1979年3月には現存するグラビアアイドル専門誌としては最古になる『BOMB』が学研より創刊。当時の紙面はアイドル関係とは無縁であったが、翌年以降に松田聖子らアイドル歌手を表紙やメインの特集記事として起用するようになって発行部数を飛躍的に伸ばし、やがてグラビアアイドル専門誌へと移行した。
1980年に入り、同年1月に週刊朝日の表紙モデルでデビューした宮崎美子が、同年3月に放送された一眼レフカメラのCMで私服からビキニに着替えるシーンとその軽快なCMソングで大きな反響を呼び、グラビアでも同様の活躍をみせた。さらに回を重ねた『ホリプロタレントスカウトキャラバン』も1981年に堀ちえみ、翌年にはセクシーでワイルドなイメージを持つ大沢逸美を輩出し、グラビアに華やかさを添えている。

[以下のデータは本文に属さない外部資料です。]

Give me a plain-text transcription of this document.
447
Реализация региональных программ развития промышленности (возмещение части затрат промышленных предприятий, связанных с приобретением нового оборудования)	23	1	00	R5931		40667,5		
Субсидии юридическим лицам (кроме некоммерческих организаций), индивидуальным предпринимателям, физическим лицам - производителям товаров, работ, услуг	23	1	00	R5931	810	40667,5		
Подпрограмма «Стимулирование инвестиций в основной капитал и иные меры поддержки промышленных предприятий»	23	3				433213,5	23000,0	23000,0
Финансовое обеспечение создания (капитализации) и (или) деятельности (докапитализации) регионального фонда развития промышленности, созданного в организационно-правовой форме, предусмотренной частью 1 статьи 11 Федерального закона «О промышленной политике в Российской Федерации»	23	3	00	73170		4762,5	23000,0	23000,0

1982年に講談社が少年漫画誌の企画としてアイドルグラビアの読者投票コンテスト『ミスマガジン』を創設。写真家の野村誠一が企画段階から参賀したことでグラビア写真そのものの質も高く、第1回の受賞者・伊藤麻衣子(現:いとうまい子)が好評を得た事から年1回の定期開催が決定。以降アイドル歌手以外に雑誌をベースに活躍するアイドルというものが定着し始める。その後も1984年第3回開催グランプリの斎藤由貴、同準グランプリの田中美奈子、第4回開催グランプリの八木小織(現:八木さおり)、1986年第5回開催グランプリの高岡早紀、また受賞者以外からも「マガジンメイト」と称して森尾由美、南野陽子、小沢なつきという好素材が続々と現れた。彼女たちのグラビアは、総じて水着を着用しながらも新人アイドルの初々しくさわやかで清純なイメージを損なわないものであり、それまでの水着グラビアが内包していた肉感的なエロティックとは正反対のものであった。はたしてこの戦略は世の男性に大いに受け入れられ、これ以降のアイドルグラビアの一基本形となっていった。また彼女たちはグラビアと平行してそれぞれ歌手や女優としての活動もスタートさせ、おおむね成功していった。
またミスマガジンの成功を受ける形で、同年に創刊された『スコラ』(当時の株式会社スコラ刊)他、彼女たちを誌面で大きく取り上げたグラビア雑誌もこの頃続々と創刊されている。この流れは1990年に「ミスマガジン」が終了(6年後に復活)するまで続き、今日のグラビアアイドルは、主に1980年代半ばにその根幹が形成されたといっても過言ではない。なお野村誠一は『恋写』のシリーズタイトルで数多くの雑誌グラビアや写真集において新人グラドルを多数世に送り出し、篠山紀信、山岸伸等と共に、グラビアの地位向上に大きな影響を与えたカメラマンの一人として大きな足跡を残した。
しかし1980年歌手デビューの松田聖子、河合奈保子、柏原芳恵、岩崎良美、浜田朱里、甲斐智枝美、三原順子、1982年歌手デビューの中森明菜、石川秀美、小泉今日子、早見優、堀ちえみ、松本伊代など(俗に『花の82年組』と呼ばれた)、1980年代前半当時の芸能界は山口百恵引退後の第2期女性アイドル歌手ブームが起きていた時期であり、世間的にも「女性アイドルがグラビアに載っている」という捉え方でしかなかった。またグラビアもどちらかといえばアイドル歌手がグラビアで水着を披露する割合がまだ多かった。
1984年、黒沢プロモーションから堀江しのぶがデビューする。堀江は後に巨乳アイドルブームの立役者となる野田義治(現:サンズエンタテインメント社長)の秘蔵っ子であり、後に自ら「堀江を売り出すためにイエローキャブをつくった」と公言した程に惚れ込んだ存在だった。